ところで、先日、高野山に参拝した。奥の院に参上することで、今年は 88 ヵ所巡りは締め括りになった。健康で元気に御遍路ができたことへのお礼参りをした。高野山は標高 800 m以上ある盆地である。来年は空海(弘法大師)が開祖して、 1,200 年にあたる年になる。今回は、前日の雪の中を歩くことになったが、今年初めての雪だった。県南の岡山では、雪が積もることは珍しく、比較的恵まれた地域である。ただ、寒いことは相当に寒い地域で暖かい所ではないであろうと思うのだが…。

最近の話題では、イオン岡山が開業した。先日初めて行ってみたが、すごく人出はあるが、広すぎて途中であきらめて帰った。自転車を置いてもお金がかかるらしい。

イトーヨーカドーは、私の事務所の隣にあり、すでに 15 年程営業している。二大店舗が競り合うことになる。競争することは良いことだ。サービスは良くなり、値下げを行うようになるからだ。

やはり、競争は大切だ。イトーヨーカドーが閉店するとかの噂がそれとなく流布していたが、私はそういうことは絶対にないと思っていた。セブンアンドアイホールディングスの大きな組織の一環だし、沽券にかけてもテコ入れをすると思われる。最近は、かなり真剣に商売をするようになった。岡山資本の天満屋デパートと連携した。イオンは岡山高島屋と両備グループと連携して、相互に競合する形になった。

これからが見ものである。おもしろいではないか。

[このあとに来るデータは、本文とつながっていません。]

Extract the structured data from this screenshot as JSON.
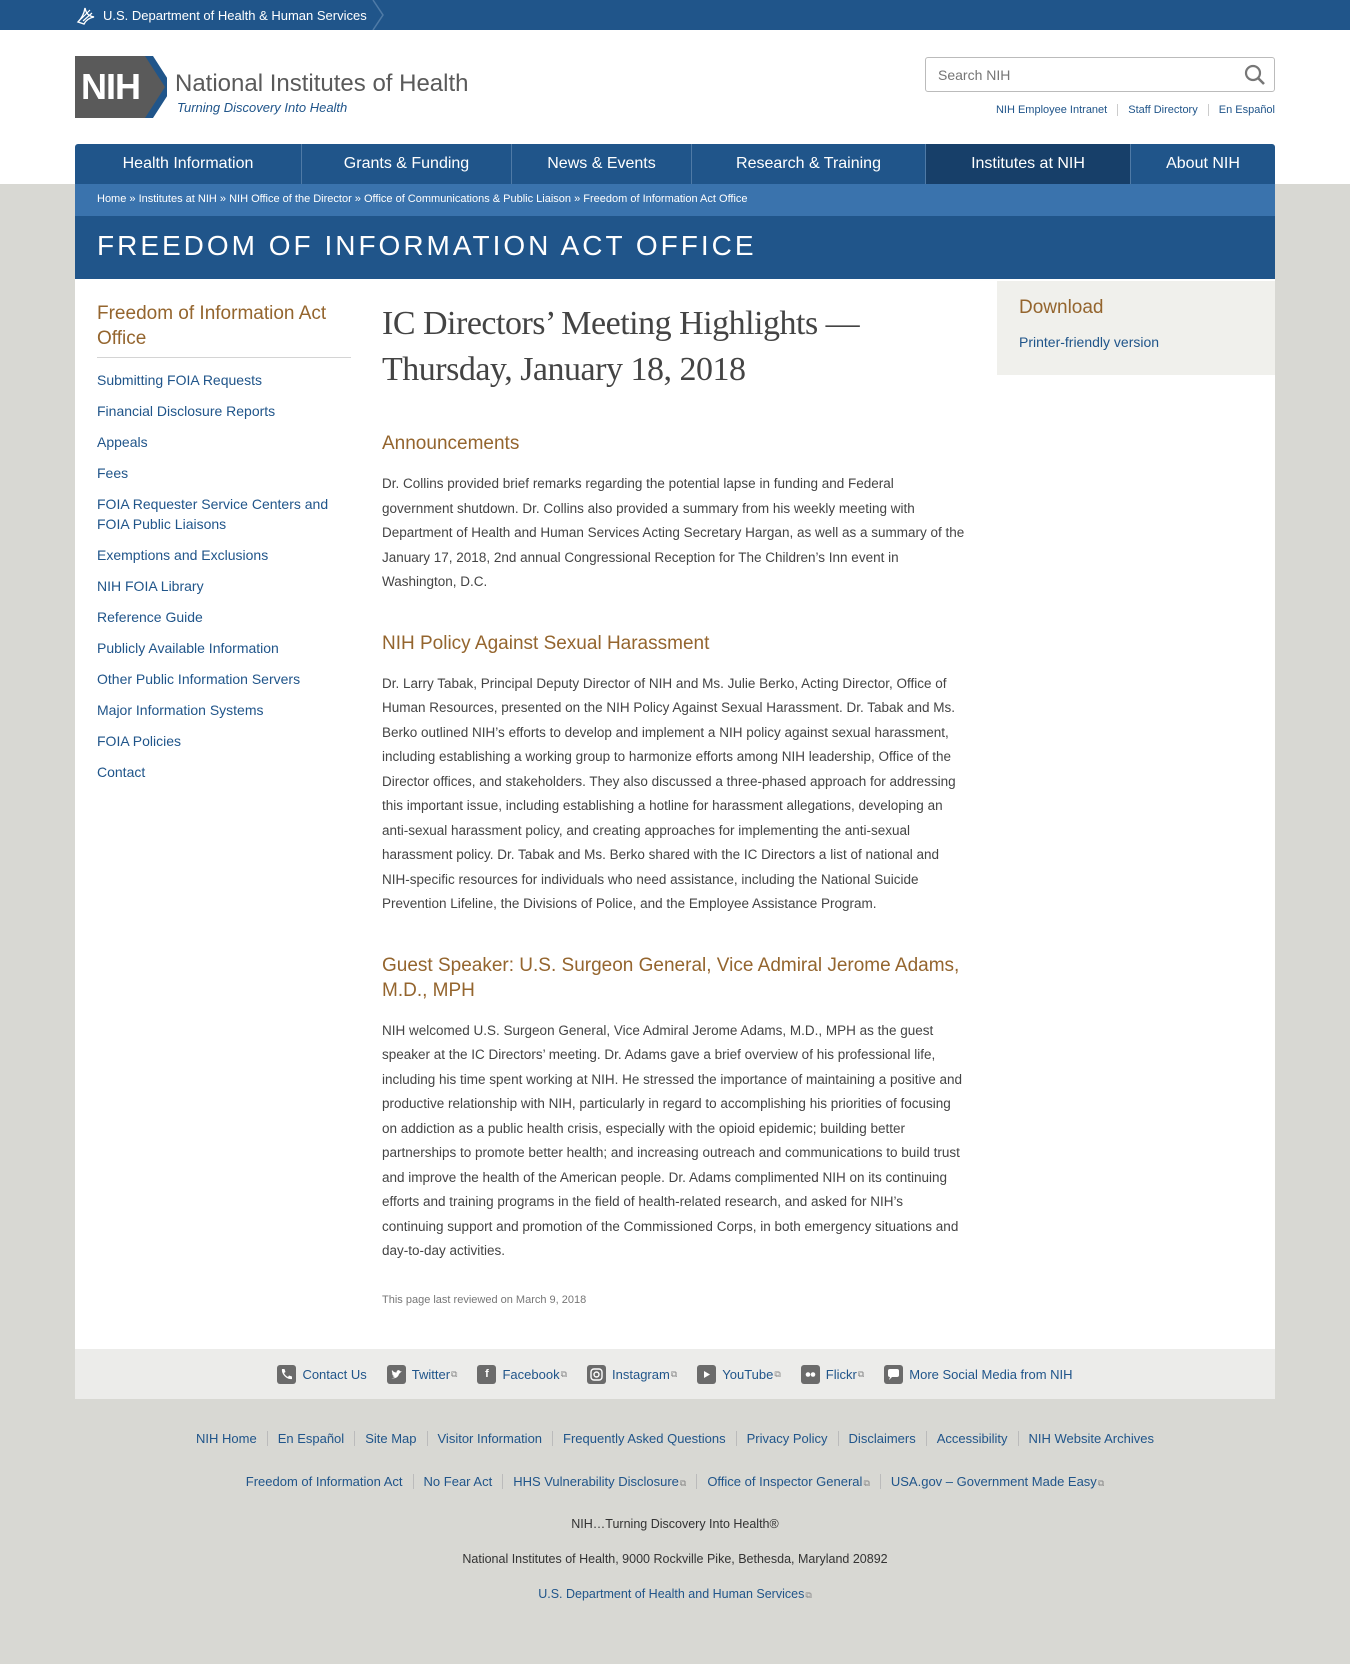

岡山良いとこ、一度は来てみて下さいと言いたい。周遊するには魅力不足の面もある。イオンは、若者(お金がない)と年金生活者(お金はあっても買いたいものがない)が主流を占めるかもしれない。イトーヨーカドーは、それほど来店者が減ってないように感じられる。随分ガンバッテいる気持が伝わってくる。これから、二大商圏がそれぞれ実力を発揮してくれれば、市民にとっては大いに助かります。